President Xi expressed zero tolerance for anything that could undermine ethnic harmony in the country. PHOTO: REUTERS

BEIJING (BLOOMBERG, XINHUA) - Chinese President Xi Jinping expressed zero tolerance for anything that could undermine ethnic harmony in the world's No. 2 economy, a sign he's sticking to assimilation policies that have led to unrest and allegations of human rights abuses.

"Only when all ethnic groups live in unity and harmony can there be a prosperous country, a stable society and a happy people," the 68-year-old leader told a delegation from Inner Mongolia region, which in the past has seen protests over policies for languages used in schooling.

"Without ethnic unity and harmony, the country would decline, society would be destabilised and the people would suffer," Xi said on Saturday (March 5), according to a summary of the National People's Congress event provided by the official Xinhua News Agency.

The nation's legislature and top political advisory body are holding their annual meetings this week in Beijing.

China has curtailed religious practices. Rights groups accuse China of widescale abuses against Uighurs and other minority groups, including torture, forced labour and detention of one million people in internment camps.

China says the camps are re-education and training facilities and denies any abuse, saying it is fighting religious extremism.

Last month, China used the opening ceremony of the Beijing Winter Olympics to send a message of defiance against the West's charges by having members of all 56 government-recognised ethnic groups pass the nation's flag to each other in a display of harmony.

Still, there are occasionally signs that minorities are frustrated with the assimilation policies.
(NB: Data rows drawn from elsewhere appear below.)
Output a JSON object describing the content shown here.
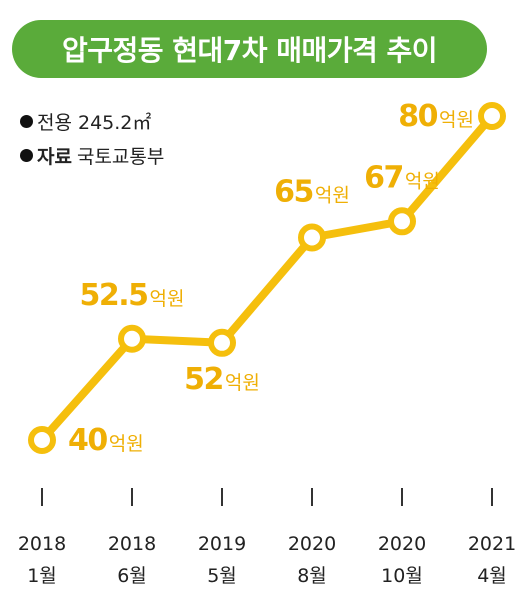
{
  "title": "압구정동 현대7차 매매가격 추이",
  "notes": {
    "area_label": "전용 245.2㎡",
    "source_key": "자료",
    "source_value": "국토교통부"
  },
  "colors": {
    "title_bg": "#5aab3a",
    "line": "#f5bf0d",
    "label": "#efaf05",
    "tick": "#222222"
  },
  "chart_data": {
    "type": "line",
    "title": "압구정동 현대7차 매매가격 추이",
    "value_unit": "억원",
    "categories": [
      [
        "2018",
        "1월"
      ],
      [
        "2018",
        "6월"
      ],
      [
        "2019",
        "5월"
      ],
      [
        "2020",
        "8월"
      ],
      [
        "2020",
        "10월"
      ],
      [
        "2021",
        "4월"
      ]
    ],
    "values": [
      40,
      52.5,
      52,
      65,
      67,
      80
    ],
    "value_labels": [
      "40",
      "52.5",
      "52",
      "65",
      "67",
      "80"
    ],
    "y_axis_visible": false,
    "grid": false,
    "legend": "none"
  }
}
In 2020, a decision to switch the language used in schools to Chinese from Mongolian set off protests and student boycotts, and videos posted on YouTube showed students chanting "Let us Mongolians strive to defend our Mongolian culture". Such clips were unavailable in China, where signs of ethnic unrest are among the many topics that can run afoul of censors.

Xi himself is a member of the delegation of lawmakers from the autonomous region in northern China. It is the fifth consecutive year that Xi has joined deliberations with the delegation during the annual legislative session.